Abstract:Neural Representations for Videos (NeRV) has emerged as a promising implicit neural representation (INR) approach for video analysis, which represents videos as neural networks with frame indexes as inputs. However, NeRV-based methods are time-consuming when adapting to a large number of diverse videos, as each video requires a separate NeRV model to be trained from scratch. In addition, NeRV-based methods spatially require generating a high-dimension signal (i.e., an entire image) from the input of a low-dimension timestamp, and a video typically consists of tens of frames temporally that have a minor change between adjacent frames. To improve the efficiency of video representation, we propose Meta Neural Representations for Videos, named MetaNeRV, a novel framework for fast NeRV representation for unseen videos.
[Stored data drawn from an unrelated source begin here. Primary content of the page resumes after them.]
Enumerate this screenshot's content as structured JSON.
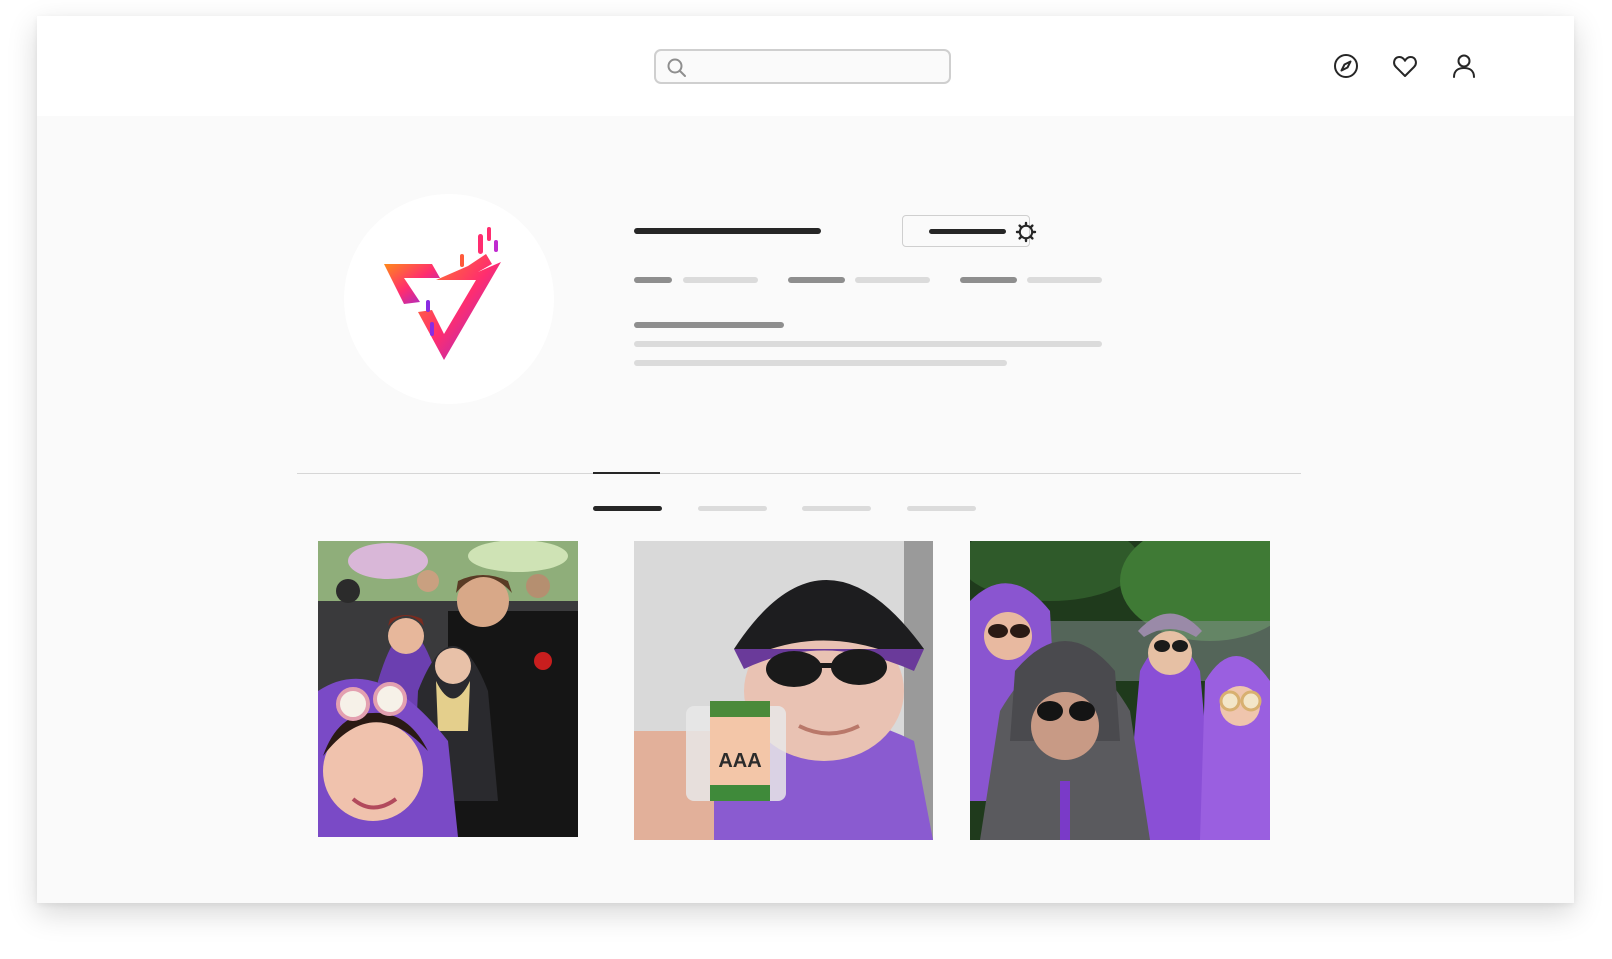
{
  "search": {
    "placeholder": ""
  },
  "header": {
    "icons": [
      "compass-icon",
      "heart-icon",
      "user-icon"
    ]
  },
  "profile": {
    "avatar_icon": "festival-logo",
    "settings_icon": "gear-icon"
  },
  "posts": [
    {
      "icon": "photo-group-selfie"
    },
    {
      "icon": "photo-wristband-selfie",
      "badge_text": "AAA"
    },
    {
      "icon": "photo-rain-ponchos"
    }
  ],
  "colors": {
    "window_bg": "#fafafa",
    "topbar_bg": "#ffffff",
    "skeleton_dark": "#262626",
    "skeleton_mid": "#8e8e8e",
    "skeleton_light": "#dbdbdb",
    "poncho_purple": "#8a4ad0",
    "logo_orange": "#ff7a1a",
    "logo_purple": "#8a2be2"
  }
}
MetaNeRV leverages a meta-learning framework to learn an optimal parameter initialization, which serves as a good starting point for adapting to new videos. To address the unique spatial and temporal characteristics of video modality, we further introduce spatial-temporal guidance to improve the representation capabilities of MetaNeRV. Specifically, the spatial guidance with a multi-resolution loss aims to capture the information from different resolution stages, and the temporal guidance with an effective progressive learning strategy could gradually refine the number of fitted frames during the meta-learning process. Extensive experiments conducted on multiple datasets demonstrate the superiority of MetaNeRV for video representations and video compression.